Listening for a change

When we started the Food Values project it was because after many years of putting on educational events of one sort or another, all designed to increase public understanding of food and farming, it felt like time to stop and question what we were doing. What were we trying to tell people? What did they want to learn? What attitudes do people bring with them to a food festival, a farm visit, a community meal? It seemed like there were some fundamental questions that hadn’t been asked.

Thus at our recent food events, which have included serving soup to the public in inner city Cardiff, sitting schoolchildren and pensioners down to lunch together in north Wales and getting students and staff at Aberystwyth to discuss responsible food sourcing and reducing food waste, we’ve been concentrating on listening to the participants, trying to find out what they really think and care about.

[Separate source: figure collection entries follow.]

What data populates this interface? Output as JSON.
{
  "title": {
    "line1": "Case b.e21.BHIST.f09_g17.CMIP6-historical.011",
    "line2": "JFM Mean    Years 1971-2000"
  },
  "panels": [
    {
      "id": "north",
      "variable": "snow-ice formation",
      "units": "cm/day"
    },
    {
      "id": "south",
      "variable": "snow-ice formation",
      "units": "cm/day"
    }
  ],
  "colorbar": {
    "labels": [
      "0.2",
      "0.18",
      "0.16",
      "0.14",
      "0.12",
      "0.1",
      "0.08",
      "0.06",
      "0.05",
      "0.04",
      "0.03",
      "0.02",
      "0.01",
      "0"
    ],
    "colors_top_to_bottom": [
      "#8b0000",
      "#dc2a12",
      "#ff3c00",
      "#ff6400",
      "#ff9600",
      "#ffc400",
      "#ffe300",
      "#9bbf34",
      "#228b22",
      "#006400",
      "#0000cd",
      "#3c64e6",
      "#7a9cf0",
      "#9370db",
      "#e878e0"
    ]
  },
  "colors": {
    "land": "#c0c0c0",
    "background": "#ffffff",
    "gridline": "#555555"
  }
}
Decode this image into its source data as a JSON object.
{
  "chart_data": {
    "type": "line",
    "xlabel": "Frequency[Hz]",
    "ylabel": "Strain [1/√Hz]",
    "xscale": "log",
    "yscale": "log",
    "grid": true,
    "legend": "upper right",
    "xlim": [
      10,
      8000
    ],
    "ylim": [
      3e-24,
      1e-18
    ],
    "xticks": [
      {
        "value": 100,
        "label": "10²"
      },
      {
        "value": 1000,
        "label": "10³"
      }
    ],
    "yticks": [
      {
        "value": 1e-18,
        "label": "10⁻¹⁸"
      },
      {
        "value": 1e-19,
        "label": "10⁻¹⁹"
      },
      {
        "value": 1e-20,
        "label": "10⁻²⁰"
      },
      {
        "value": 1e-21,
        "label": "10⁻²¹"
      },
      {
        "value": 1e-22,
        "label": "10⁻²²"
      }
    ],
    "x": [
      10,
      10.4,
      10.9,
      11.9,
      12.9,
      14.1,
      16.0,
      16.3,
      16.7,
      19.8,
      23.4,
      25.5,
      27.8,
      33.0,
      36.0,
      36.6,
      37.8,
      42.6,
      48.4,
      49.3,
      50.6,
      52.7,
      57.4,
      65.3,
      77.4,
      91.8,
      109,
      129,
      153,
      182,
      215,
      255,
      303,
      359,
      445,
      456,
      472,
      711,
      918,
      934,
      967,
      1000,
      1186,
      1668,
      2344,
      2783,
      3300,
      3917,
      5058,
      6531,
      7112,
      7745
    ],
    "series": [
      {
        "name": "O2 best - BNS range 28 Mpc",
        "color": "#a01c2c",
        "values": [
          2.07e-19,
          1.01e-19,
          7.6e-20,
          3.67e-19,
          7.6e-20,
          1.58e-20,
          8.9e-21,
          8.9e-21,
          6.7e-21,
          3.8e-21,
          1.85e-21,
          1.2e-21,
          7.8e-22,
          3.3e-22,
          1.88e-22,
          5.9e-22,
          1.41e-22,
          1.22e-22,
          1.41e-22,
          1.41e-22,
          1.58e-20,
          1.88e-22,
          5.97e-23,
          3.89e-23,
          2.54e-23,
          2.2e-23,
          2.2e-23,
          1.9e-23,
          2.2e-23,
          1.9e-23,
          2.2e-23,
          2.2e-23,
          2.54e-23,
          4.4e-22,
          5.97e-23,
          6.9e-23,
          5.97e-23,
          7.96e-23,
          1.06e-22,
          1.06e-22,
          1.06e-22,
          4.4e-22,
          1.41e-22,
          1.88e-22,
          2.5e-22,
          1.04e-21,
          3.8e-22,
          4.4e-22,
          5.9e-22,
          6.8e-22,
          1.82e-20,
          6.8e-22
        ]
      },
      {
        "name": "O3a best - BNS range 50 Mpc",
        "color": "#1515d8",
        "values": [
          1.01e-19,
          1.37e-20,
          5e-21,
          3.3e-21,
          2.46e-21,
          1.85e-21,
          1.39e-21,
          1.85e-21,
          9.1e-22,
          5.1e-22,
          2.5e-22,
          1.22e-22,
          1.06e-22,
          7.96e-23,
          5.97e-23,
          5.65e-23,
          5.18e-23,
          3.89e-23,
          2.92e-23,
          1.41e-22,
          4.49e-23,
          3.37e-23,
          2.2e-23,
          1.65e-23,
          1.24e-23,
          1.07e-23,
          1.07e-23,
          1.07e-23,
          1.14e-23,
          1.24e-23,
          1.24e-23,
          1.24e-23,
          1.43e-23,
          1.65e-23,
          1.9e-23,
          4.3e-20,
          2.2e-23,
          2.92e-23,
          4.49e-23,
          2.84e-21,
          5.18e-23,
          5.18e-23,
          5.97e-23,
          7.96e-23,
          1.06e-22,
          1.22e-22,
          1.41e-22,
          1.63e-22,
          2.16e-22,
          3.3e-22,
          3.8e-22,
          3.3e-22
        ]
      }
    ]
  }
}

We have gathered plenty of material in the form of sound recordings, video clips, post-it notes, pictures and our own observations. What I hadn’t expected though is how much the task of gathering data would transform my own experience of food education. Accustomed as I am to addressing groups of schoolchildren, engaging visitors at our stands in public events, leading farm visits and so on, I am good at telling people stuff, but less good at listening. After all, if you stop talking, you will lose your audience, won’t you? And what they really want is information, isn’t it?

Once the voice recorder is placed in the middle of a group of children, it’s a sign both to them and to me that what they are going to say matters. I’m after the thoughtful quote, the couple of coherent sentences that will say it all, and for that the recipe seems to be an attentive silence. Given the right sort of listening, children will dig deep inside themselves and try to express what food is about for them: growing up big and strong, enjoying treats with their friends, making sure that banana growers earn a fair wage, caring for animals and wildlife.

Adults too have plenty to say. I’ve met a Sudanese woman talking about breaking the Ramadan fast with soup, a student explaining how she would like to make compost but didn’t know where to start, a retired school cook remembering the joys of catering for the masses in school and then rustling up meals for farmworkers at home, a food bank volunteer describing how she likes to get out of the house and be involved with the local community, a homeless man asking for fruit to take away.

And I’ve been surprised to find how rewarding it is. When we listen to people properly, we enter their worlds and we find out a lot about how they live and what matters to them. Food is a subject which touches many areas of life, so a food conversation can end up being about family, religion, sport, homelessness, holidays, health – just about anything.

How does this help us design transformational food education events? That is something that is still emerging from the project but it does seem that listening to people talk about what they care about makes for a better connection than telling what we want them to know.